Laurent était allé en Haïti pour voir ce que ses parents bénévoles faisaient chaque année dans le sud d’Haïti avec une ONG pour les écoles, pour la santé et toutes sortes de choses. C’est ainsi qu’il a découvert Haïti, il a été complètement choqué. En quittant Port-au-Prince, il a acheté mon livre La Chair du Maître, lis-le dans l’avion. Sa lecture l’a tellement bouleversé qu’il a dit à ses producteurs qui réalisaient Haut et court : « J’ai mon prochain film. » Je connaissais son œuvre par ouï-dire. Tout le monde disait qu’il avait fait un film merveilleux, Ressources humainesEt L’emploi du tempsadapté de l’affaire Jean-Claude Romand, qui a inspiré Emmanuel Carrère, je le savais donc lors de notre rencontre en Guadeloupe.

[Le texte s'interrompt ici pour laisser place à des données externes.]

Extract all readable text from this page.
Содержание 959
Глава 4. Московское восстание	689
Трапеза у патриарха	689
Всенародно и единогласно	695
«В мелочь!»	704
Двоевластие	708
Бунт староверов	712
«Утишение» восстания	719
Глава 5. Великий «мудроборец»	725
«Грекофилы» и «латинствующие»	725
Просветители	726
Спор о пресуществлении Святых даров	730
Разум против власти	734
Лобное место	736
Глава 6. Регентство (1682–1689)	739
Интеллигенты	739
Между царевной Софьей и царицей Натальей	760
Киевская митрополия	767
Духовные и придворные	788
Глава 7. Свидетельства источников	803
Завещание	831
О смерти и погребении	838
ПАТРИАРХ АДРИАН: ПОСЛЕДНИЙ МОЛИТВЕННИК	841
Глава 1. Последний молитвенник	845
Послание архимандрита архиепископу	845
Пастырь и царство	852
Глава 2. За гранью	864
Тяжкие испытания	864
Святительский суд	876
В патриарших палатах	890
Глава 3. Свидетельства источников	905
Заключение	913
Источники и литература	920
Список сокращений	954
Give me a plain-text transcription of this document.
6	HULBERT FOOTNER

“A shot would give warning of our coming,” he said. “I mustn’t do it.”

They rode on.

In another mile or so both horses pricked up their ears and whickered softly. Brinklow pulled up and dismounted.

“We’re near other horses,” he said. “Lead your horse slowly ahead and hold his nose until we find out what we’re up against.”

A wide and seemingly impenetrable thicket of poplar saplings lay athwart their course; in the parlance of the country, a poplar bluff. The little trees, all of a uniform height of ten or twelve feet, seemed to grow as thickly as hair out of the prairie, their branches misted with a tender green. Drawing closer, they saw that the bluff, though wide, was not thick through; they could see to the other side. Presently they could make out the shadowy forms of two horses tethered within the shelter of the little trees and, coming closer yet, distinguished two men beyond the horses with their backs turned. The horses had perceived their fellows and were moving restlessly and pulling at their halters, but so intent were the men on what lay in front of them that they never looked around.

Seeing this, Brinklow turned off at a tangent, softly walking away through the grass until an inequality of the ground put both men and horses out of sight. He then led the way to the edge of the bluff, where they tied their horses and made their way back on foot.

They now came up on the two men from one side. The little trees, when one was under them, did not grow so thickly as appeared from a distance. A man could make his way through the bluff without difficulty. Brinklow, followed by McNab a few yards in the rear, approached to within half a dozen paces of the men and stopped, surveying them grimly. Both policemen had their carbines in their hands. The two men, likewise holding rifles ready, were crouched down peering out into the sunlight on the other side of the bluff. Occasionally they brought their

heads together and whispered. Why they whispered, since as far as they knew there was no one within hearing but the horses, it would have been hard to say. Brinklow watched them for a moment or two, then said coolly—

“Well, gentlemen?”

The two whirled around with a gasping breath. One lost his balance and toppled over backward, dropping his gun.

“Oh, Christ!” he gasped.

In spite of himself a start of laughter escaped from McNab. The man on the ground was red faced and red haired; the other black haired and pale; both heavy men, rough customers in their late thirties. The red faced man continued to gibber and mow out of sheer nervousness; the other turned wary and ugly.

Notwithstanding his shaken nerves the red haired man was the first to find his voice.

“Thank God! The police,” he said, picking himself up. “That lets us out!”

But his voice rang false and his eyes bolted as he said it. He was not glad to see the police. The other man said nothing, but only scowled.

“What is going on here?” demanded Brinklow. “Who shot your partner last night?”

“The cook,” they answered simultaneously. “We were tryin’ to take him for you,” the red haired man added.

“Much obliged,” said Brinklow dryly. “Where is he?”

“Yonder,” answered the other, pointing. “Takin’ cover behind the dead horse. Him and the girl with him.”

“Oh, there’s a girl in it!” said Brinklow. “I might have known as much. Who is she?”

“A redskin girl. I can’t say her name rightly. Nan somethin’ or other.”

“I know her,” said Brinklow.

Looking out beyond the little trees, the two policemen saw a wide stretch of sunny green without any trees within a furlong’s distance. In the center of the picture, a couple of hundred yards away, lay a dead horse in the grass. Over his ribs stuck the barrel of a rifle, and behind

Travailler dans la piscine

Je l’ai vu pour la première fois dans la piscine d’un hôtel en Guadeloupe. Et je lui ai proposé de me rejoindre, ce qui n’était pas vraiment son style. Laurent était une personne studieuse que l’on imaginait dans son petit bureau, en train de travailler. Mais il a accepté de venir à ma table de travail qui était liquide, s’est enfilé en maillot de bain et nous avons discuté. Il adorait ça et prenait l’habitude de répéter les séances de travail liquide avec Robin Campillo, son scénariste et monteur. Il a appris qu’on pouvait travailler dans ce cadre qui, à mon avis, était à l’opposé de sa vision politique : être au sud du monde, dans la piscine d’un hôtel, pendant que ses parents faisaient du volontariat au fin fond du monde. ‘un village du sud d’Haïti. Il en était beaucoup plus proche, mais il comprenait que faire un film comme Au sud, il fallait être au plus près du corps, qu’il fallait travailler dans le plaisir du corps, dans l’eau, avec le soleil qui réchauffe la peau, qu’il fallait pénétrer cet univers du Sud.

Au sud

Ce qui m’a fait un peu sourire chez Laurent Cantet, c’est son extrême rigueur, et sa grande générosité de vision. J’aurais fait un film plus paillard, mais il a une vraie discrétion pour montrer cet univers, ces femmes blanches venues du Nord, du Canada, des Etats-Unis, à la rencontre des jeunes, quittant une Amérique du Nord où, après 50 ans, ils avaient l’impression qu’on ne les voyait plus. Pour moi, le roman c’était aussi la possibilité de parler du désir, de la sexualité, tout en sensualité, mais Laurent n’avait pas vu son film comme ça, avec sa grande sensibilité d’abord pour les femmes puis pour ces jeunes du Sud, il a fait quelque chose plus sérieux, plus intéressant, qui a des chances de rester.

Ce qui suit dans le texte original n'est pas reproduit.